In the publication [1] we implemented anonymization and synthetization techniques for
a structured data set, which was collected during the HiGHmed Use Case Cardiology
study [2]. We employed the data anonymization tool ARX [3] and the data synthetization framework ASyH [4] individually and in combination. We evaluated the utility and shortcomings of the different approaches by statistical analyses and privacy risk assessments. Data utility was assessed by computing two heart failure risk scores (Barcelona BioHF [5] and MAGGIC [6]) on the protected data sets. We observed only minimal deviations to scores from the original data set. Additionally, we performed a re-identification risk analysis and found only minor residual risks for common types of privacy threats.

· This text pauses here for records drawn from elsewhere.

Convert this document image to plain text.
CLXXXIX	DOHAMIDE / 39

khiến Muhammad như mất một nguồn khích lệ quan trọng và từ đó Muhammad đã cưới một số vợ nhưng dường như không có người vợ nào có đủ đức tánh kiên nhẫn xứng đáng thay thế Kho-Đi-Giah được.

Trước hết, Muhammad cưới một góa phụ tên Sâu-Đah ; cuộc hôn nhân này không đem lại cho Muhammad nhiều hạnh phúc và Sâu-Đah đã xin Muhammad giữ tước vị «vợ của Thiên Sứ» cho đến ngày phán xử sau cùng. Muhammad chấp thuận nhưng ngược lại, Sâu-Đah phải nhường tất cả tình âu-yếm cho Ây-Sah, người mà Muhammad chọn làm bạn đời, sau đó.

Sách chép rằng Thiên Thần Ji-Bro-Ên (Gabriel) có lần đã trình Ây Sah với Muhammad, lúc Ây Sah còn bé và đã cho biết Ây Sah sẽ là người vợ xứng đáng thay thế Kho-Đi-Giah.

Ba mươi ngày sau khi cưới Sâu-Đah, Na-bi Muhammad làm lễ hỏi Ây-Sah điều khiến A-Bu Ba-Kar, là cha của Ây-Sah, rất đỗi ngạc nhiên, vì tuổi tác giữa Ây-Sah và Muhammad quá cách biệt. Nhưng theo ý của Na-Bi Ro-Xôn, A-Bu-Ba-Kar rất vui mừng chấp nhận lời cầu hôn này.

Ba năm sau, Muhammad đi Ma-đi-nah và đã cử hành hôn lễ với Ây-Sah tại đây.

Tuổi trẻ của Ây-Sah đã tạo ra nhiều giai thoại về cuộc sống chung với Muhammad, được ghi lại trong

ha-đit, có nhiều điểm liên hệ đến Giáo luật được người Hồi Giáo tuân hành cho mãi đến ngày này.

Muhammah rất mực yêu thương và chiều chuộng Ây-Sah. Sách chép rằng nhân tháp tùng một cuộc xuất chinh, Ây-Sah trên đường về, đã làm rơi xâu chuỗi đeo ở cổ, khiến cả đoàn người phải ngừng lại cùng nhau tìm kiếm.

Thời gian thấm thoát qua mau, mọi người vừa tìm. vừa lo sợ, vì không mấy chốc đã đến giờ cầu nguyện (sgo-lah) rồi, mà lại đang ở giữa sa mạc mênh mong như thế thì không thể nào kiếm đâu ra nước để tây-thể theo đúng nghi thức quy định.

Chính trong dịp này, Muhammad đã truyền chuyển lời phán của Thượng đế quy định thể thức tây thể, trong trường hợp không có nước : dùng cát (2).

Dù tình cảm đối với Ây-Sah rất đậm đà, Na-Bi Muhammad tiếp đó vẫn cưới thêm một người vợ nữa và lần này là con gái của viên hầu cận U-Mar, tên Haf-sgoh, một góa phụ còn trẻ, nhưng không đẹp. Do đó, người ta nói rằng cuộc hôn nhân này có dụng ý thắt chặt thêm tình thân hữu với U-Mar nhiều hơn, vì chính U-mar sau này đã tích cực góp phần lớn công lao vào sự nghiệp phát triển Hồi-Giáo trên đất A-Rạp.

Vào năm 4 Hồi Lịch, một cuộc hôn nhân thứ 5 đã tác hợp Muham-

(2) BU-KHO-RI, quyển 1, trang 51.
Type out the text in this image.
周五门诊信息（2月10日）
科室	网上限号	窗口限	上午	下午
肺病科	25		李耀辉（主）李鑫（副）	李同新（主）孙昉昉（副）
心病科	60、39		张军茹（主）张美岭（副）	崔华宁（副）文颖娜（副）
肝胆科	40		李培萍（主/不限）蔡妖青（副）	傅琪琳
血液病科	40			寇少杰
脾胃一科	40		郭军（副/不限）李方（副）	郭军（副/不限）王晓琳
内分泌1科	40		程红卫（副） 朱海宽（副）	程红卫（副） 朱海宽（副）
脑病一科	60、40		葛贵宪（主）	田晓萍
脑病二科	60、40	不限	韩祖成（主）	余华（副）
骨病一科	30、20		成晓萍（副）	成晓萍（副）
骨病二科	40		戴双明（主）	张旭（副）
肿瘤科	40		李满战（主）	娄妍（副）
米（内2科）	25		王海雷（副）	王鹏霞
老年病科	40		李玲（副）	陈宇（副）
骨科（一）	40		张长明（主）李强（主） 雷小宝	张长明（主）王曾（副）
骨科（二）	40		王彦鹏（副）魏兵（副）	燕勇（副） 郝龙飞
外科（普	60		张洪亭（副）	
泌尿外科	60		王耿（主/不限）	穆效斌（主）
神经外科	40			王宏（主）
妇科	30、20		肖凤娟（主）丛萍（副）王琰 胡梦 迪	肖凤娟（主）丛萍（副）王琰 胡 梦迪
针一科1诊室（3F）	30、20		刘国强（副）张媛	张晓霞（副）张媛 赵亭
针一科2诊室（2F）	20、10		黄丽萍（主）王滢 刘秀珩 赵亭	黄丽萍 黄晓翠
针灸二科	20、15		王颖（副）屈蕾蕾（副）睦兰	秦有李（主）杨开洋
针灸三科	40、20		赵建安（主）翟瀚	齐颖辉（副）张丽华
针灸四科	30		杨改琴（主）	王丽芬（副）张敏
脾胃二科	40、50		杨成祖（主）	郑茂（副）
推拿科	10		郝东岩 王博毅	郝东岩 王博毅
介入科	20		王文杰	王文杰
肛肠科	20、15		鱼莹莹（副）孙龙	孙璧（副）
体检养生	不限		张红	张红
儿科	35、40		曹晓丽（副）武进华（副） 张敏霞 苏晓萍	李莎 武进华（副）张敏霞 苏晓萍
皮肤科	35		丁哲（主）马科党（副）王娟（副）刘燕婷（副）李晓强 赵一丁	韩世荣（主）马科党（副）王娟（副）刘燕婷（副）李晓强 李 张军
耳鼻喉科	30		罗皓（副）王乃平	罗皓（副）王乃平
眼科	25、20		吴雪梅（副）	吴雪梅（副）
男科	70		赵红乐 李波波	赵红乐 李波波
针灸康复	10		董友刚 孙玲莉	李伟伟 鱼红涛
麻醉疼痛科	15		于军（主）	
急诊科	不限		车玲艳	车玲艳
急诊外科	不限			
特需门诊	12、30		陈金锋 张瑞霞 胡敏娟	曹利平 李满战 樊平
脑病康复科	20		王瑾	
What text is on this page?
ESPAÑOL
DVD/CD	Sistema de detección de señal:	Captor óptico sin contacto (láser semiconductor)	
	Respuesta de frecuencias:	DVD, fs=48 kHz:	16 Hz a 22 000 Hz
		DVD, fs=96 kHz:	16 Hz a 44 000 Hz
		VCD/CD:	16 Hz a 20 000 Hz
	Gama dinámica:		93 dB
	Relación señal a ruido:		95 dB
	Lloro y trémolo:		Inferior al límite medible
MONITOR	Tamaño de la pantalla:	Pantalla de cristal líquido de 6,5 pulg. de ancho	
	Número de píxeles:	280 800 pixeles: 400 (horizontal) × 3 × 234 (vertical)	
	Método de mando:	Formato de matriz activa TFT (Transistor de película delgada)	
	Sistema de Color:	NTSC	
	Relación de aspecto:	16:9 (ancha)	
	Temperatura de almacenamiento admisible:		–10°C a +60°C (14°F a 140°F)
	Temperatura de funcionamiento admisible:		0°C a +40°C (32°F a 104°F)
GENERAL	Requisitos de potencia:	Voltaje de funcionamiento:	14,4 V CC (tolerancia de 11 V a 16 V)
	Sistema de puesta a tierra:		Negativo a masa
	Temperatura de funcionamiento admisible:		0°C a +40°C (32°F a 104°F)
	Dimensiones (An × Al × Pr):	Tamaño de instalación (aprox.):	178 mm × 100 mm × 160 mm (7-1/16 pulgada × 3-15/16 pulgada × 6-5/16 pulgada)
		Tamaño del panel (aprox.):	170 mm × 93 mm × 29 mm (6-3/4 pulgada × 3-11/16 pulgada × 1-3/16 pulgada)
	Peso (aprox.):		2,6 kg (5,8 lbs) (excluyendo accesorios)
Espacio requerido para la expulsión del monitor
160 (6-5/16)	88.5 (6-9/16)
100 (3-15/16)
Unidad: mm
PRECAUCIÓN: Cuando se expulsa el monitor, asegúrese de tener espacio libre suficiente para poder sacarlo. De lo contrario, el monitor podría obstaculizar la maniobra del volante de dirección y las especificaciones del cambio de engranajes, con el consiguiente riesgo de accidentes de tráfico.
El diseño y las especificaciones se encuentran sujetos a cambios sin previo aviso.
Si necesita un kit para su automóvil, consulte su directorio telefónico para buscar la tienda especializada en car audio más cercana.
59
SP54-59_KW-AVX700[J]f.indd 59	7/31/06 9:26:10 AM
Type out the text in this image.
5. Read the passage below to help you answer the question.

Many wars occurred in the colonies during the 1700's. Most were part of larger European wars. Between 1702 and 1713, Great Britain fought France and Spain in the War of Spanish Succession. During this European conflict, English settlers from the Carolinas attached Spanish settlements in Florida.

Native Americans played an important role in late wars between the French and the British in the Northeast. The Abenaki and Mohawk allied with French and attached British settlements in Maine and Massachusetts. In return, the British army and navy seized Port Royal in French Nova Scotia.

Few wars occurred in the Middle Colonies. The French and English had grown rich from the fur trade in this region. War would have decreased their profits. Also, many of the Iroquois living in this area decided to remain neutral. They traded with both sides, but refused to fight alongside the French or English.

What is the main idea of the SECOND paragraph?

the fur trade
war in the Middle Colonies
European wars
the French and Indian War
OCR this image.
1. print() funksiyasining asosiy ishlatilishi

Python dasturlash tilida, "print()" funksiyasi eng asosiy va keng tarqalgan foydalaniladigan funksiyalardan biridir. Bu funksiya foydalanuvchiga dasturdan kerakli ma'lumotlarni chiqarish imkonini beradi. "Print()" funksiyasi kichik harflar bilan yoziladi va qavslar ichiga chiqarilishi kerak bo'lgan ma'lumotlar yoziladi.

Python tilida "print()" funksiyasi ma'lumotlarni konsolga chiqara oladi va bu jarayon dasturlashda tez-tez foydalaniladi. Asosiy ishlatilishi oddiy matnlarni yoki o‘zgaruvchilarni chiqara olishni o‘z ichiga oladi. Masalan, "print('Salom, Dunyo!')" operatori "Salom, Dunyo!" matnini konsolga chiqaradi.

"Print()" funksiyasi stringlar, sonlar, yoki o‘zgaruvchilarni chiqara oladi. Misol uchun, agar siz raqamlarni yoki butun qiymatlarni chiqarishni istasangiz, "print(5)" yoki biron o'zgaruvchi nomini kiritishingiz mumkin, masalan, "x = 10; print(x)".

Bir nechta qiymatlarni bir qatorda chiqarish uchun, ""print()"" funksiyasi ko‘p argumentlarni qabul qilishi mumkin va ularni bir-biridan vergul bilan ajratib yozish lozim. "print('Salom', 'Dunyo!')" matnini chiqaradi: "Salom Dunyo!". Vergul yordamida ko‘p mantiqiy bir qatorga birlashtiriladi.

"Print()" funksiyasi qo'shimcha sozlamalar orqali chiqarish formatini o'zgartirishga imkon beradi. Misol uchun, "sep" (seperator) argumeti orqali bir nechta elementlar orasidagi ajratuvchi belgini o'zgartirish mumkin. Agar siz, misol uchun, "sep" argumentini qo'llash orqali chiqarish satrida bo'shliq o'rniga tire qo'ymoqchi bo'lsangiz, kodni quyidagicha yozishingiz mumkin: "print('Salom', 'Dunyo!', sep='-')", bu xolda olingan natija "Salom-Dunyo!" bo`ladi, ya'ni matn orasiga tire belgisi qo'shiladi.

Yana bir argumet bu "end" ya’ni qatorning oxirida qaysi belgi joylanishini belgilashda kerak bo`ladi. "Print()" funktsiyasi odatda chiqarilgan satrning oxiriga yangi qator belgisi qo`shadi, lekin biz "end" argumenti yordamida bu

We could demonstrate that anonymization and synthetization methods protect privacy while retaining data utility for heart failure risk assessment. Both approaches and a combination thereof introduce only minimal deviations from the original data set over all features. While data synthesis techniques produce any number of new records, data anonymization techniques offer more formal privacy guarantees. Consequently, data synthesis on anonymized data further enhances privacy protection with little impacting data utility. We hereby share all generated data sets with the scientific community through a use and access agreement.
[1] Johann TI, Otte K, Prasser F, Dieterich C: Anonymize or synthesize? Privacy-preserving methods for heart failure score analytics. Eur Heart J 2024;. doi://10.1093/ehjdh/ztae083
[2] Sommer KK, Amr A, Bavendiek, Beierle F, Brunecker P, Dathe H et al. Structured, harmonized, and interoperable integration of clinical routine data to compute heart failure risk scores. Life (Basel) 2022;12:749.
[3] Prasser F, Eicher J, Spengler H, Bild R, Kuhn KA. Flexible data anonymization using ARX—current status and challenges ahead. Softw Pract Exper 2020;50:1277–1304.
[4] Johann TI, Wilhelmi H. ASyH—anonymous synthesizer for health data, GitHub, 2023. Available at: https://github.com/dieterich-lab/ASyH.
[5] Lupón J, de Antonio M, Vila J, Peñafiel J, Galán A, Zamora E, et al. Development of a novel heart failure risk tool: the Barcelona bio-heart failure risk calculator (BCN Bio-HF calculator). PLoS One 2014;9:e85466.
[6] Pocock SJ, Ariti CA, McMurray JJV, Maggioni A, Køber L, Squire IB, et al. Predicting survival in heart failure: a risk score based on 39 372 patients from 30 studies. Eur Heart J 2013;34:1404–1413.